Secondary school in Oxford, England

The Swan School is a coeducational secondary school and sixth form located in Marston, Oxford. The school opened in September 2019 and was Oxford's first new secondary school in more than 50 years.

==History==
The Swan is part of the River Learning Trust which also includes nearby Cherwell School. The school has a capacity of 1,260 pupils. Admissions first started with an intake of 120 students in September 2019, into temporary accommodation. New premises were constructed on Marston Ferry Road and the school moved in September 2020. As of January 2024 the school has a teaching complement of 46.
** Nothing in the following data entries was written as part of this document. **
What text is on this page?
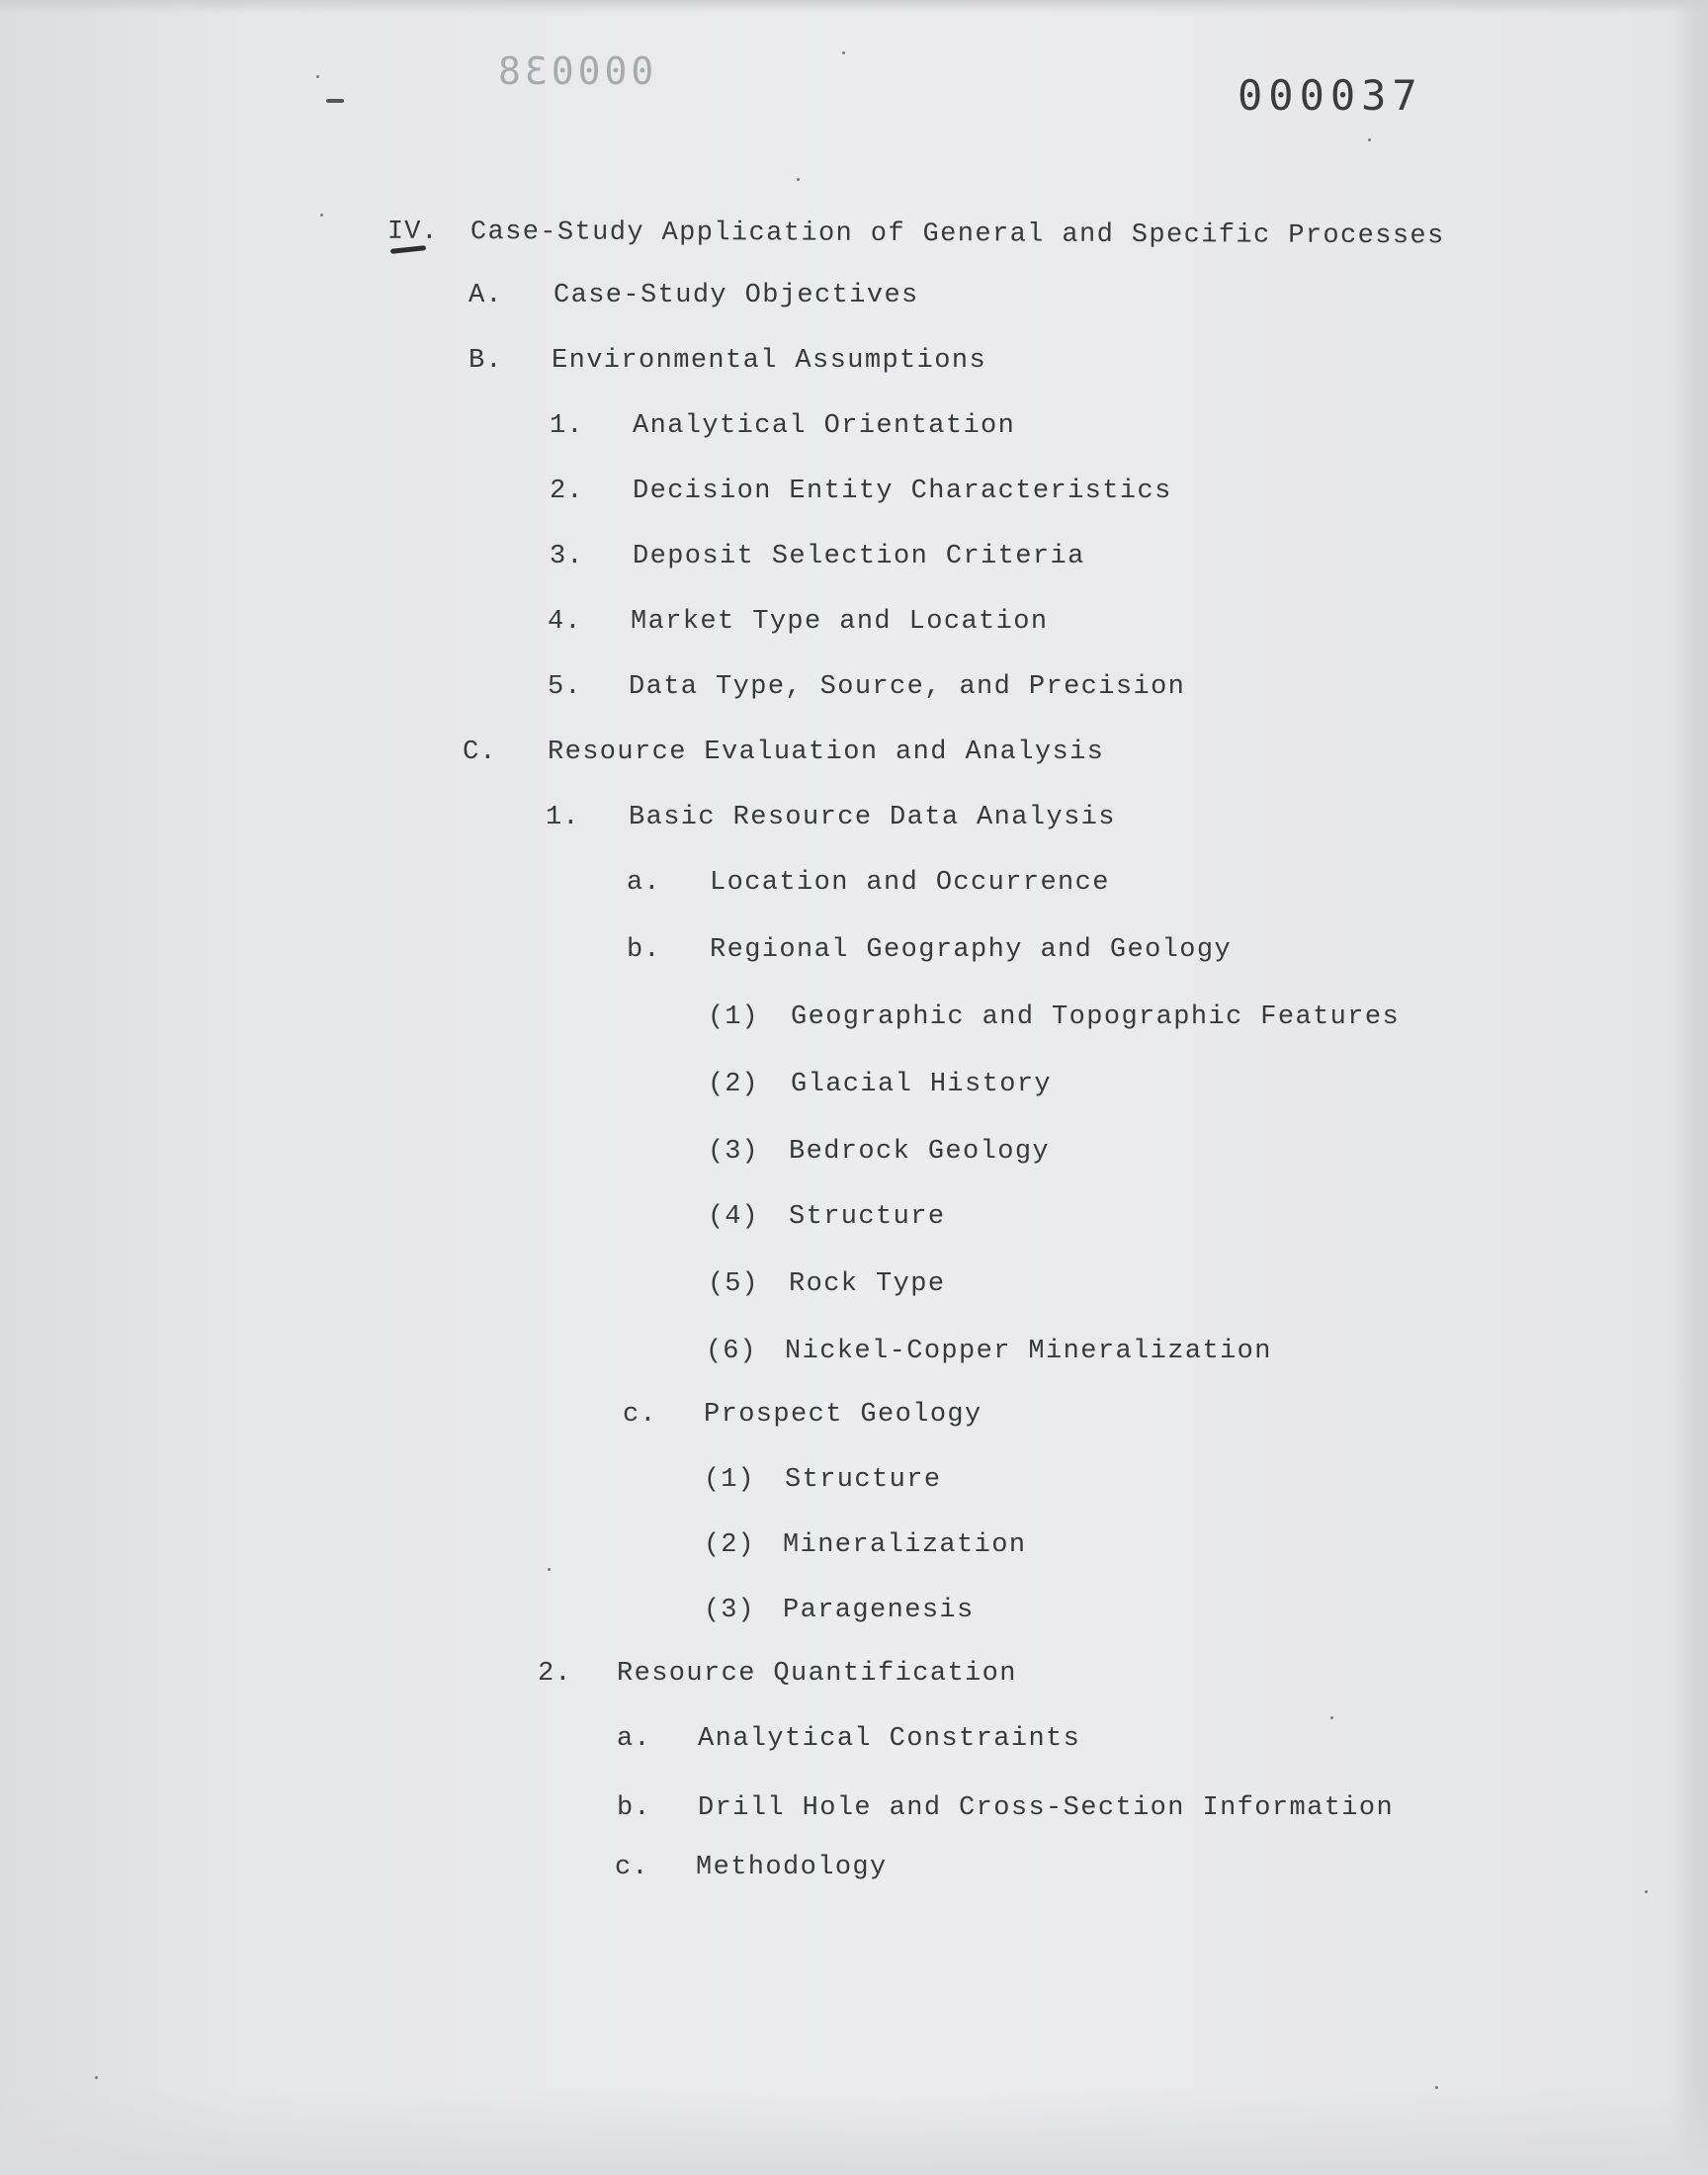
000038	000037
IV. Case-Study Application of General and Specific Processes
A. Case-Study Objectives
B. Environmental Assumptions
1. Analytical Orientation
2. Decision Entity Characteristics
3. Deposit Selection Criteria
4. Market Type and Location
5. Data Type, Source, and Precision
C. Resource Evaluation and Analysis
1. Basic Resource Data Analysis
a. Location and Occurrence
b. Regional Geography and Geology
(1) Geographic and Topographic Features
(2) Glacial History
(3) Bedrock Geology
(4) Structure
(5) Rock Type
(6) Nickel-Copper Mineralization
c. Prospect Geology
(1) Structure
(2) Mineralization
(3) Paragenesis
2. Resource Quantification
a. Analytical Constraints
b. Drill Hole and Cross-Section Information
c. Methodology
Pupils at the Swan are banned from bringing in pack lunches (unless a student is medically exempt from this), with all served meals being vegetarian in order to realise "environmental benefits" and enable "better quality" food. In September 2022 the school was reported to have the highest exclusion rate in the county of Oxfordshire, with 11% of pupils having temporary suspensions over the preceding year. The Swan achieved an overall rating of "Good" in its first Ofsted inspection in September 2023, however it achieved "Outstanding" ratings in behaviour and attitudes, personal development, leadership and management, and sixth-form provision.